「ほらねほらね。実紅だってやっぱ、そう思ってんじゃん」
「そりゃ、まぁ……」
確かに私も、あまりにも予想外の場所すぎて、最初は佳奈と同じことを思った。
けど……
「でも、でもね、大和君が連れてってくれたのは普通の図書館じゃなくて、すっごく大きな図書館でね!

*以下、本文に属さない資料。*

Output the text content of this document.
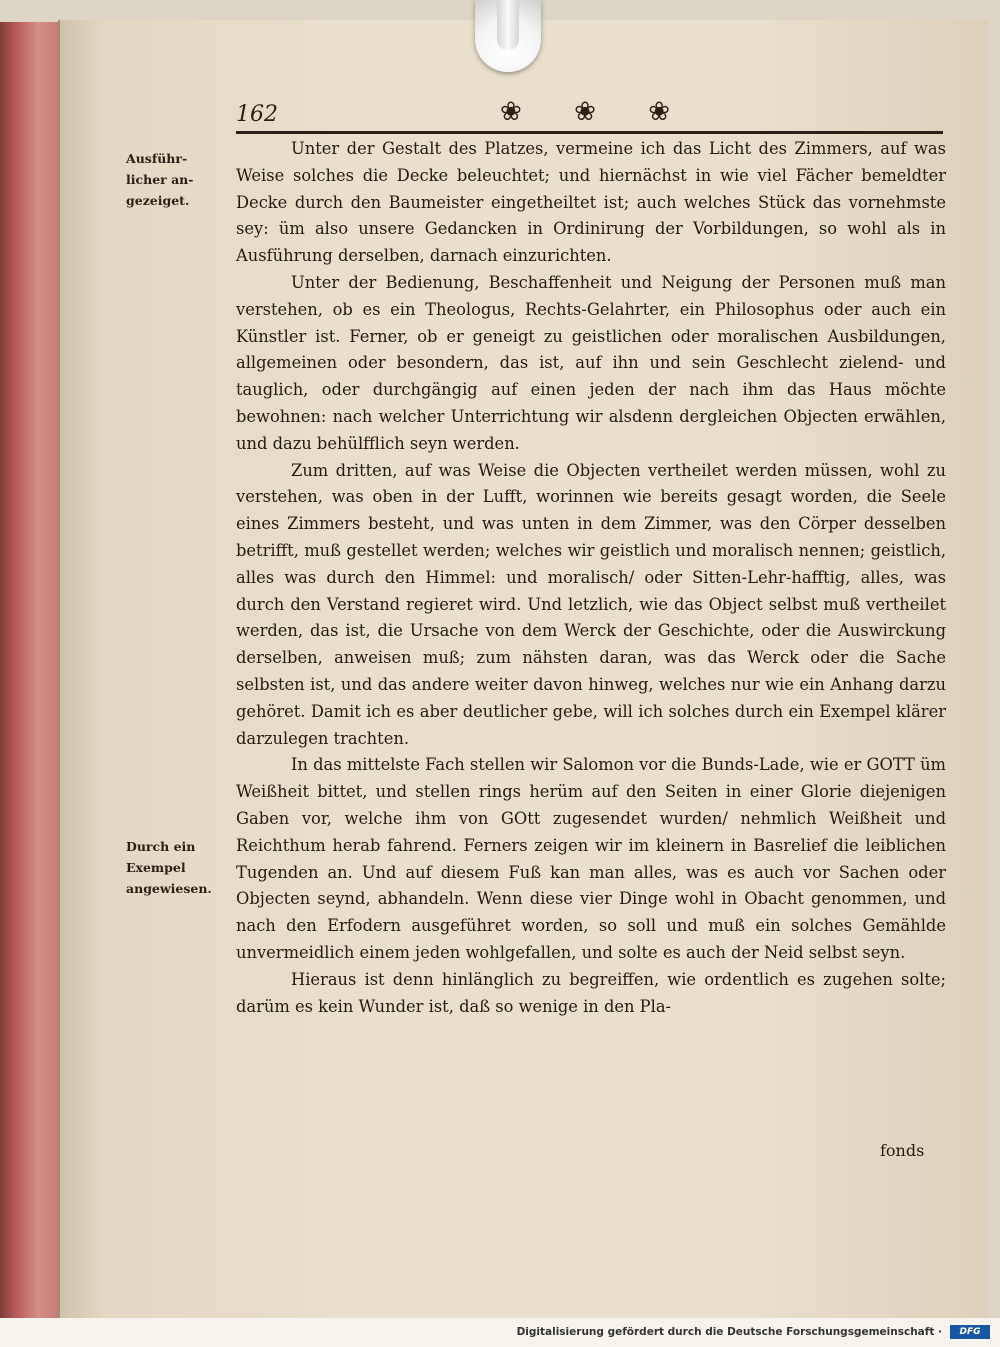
162	❀ ❀ ❀
Ausführ-
licher an-
gezeiget.
Durch ein
Exempel
angewiesen.

Unter der Gestalt des Platzes, vermeine ich das Licht des Zimmers, auf was Weise solches die Decke beleuchtet; und hiernächst in wie viel Fächer bemeldter Decke durch den Baumeister eingetheiltet ist; auch welches Stück das vornehmste sey: üm also unsere Gedancken in Ordinirung der Vorbildungen, so wohl als in Ausführung derselben, darnach einzurichten.

Unter der Bedienung, Beschaffenheit und Neigung der Personen muß man verstehen, ob es ein Theologus, Rechts-Gelahrter, ein Philosophus oder auch ein Künstler ist. Ferner, ob er geneigt zu geistlichen oder moralischen Ausbildungen, allgemeinen oder besondern, das ist, auf ihn und sein Geschlecht zielend- und tauglich, oder durchgängig auf einen jeden der nach ihm das Haus möchte bewohnen: nach welcher Unterrichtung wir alsdenn dergleichen Objecten erwählen, und dazu behülfflich seyn werden.

Zum dritten, auf was Weise die Objecten vertheilet werden müssen, wohl zu verstehen, was oben in der Lufft, worinnen wie bereits gesagt worden, die Seele eines Zimmers besteht, und was unten in dem Zimmer, was den Cörper desselben betrifft, muß gestellet werden; welches wir geistlich und moralisch nennen; geistlich, alles was durch den Himmel: und moralisch/ oder Sitten-Lehr-hafftig, alles, was durch den Verstand regieret wird. Und letzlich, wie das Object selbst muß vertheilet werden, das ist, die Ursache von dem Werck der Geschichte, oder die Auswirckung derselben, anweisen muß; zum nähsten daran, was das Werck oder die Sache selbsten ist, und das andere weiter davon hinweg, welches nur wie ein Anhang darzu gehöret. Damit ich es aber deutlicher gebe, will ich solches durch ein Exempel klärer darzulegen trachten.

In das mittelste Fach stellen wir Salomon vor die Bunds-Lade, wie er GOTT üm Weißheit bittet, und stellen rings herüm auf den Seiten in einer Glorie diejenigen Gaben vor, welche ihm von GOtt zugesendet wurden/ nehmlich Weißheit und Reichthum herab fahrend. Ferners zeigen wir im kleinern in Basrelief die leiblichen Tugenden an. Und auf diesem Fuß kan man alles, was es auch vor Sachen oder Objecten seynd, abhandeln. Wenn diese vier Dinge wohl in Obacht genommen, und nach den Erfodern ausgeführet worden, so soll und muß ein solches Gemählde unvermeidlich einem jeden wohlgefallen, und solte es auch der Neid selbst seyn.

Hieraus ist denn hinlänglich zu begreiffen, wie ordentlich es zugehen solte; darüm es kein Wunder ist, daß so wenige in den Pla-

fonds
Digitalisierung gefördert durch die Deutsche Forschungsgemeinschaft ·	DFG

見たこともないくらいたくさんの本が、ズラーッて棚に並んでて。
とにかくホントにすごかったんだよ!!」
「『すごい』……ねぇ……」
力説する私を尻目に、尚も不満気にため息をつく佳奈。
佳奈の気持ちも、わからなくはない。
きっと女の子なら、みんな同じ反応をすると思う。
でも、大和君が連れて行ってくれた図書館は、県内でも随一の蔵書数を誇るとっても貴重な図書館で、大和君の大好きな場所なんだって、彼は目を輝かせながら話してくれたんだ。
本に興味がない私には、正直それがどれほどすごい場所なのかよくわからなかったけど。
それでも大和君が、自分のお気に入りの場所に私を連れて行ってくれたことが、なによりもただただ嬉しくて。
それだけでもう、十分過ぎるほど満足だったんだ。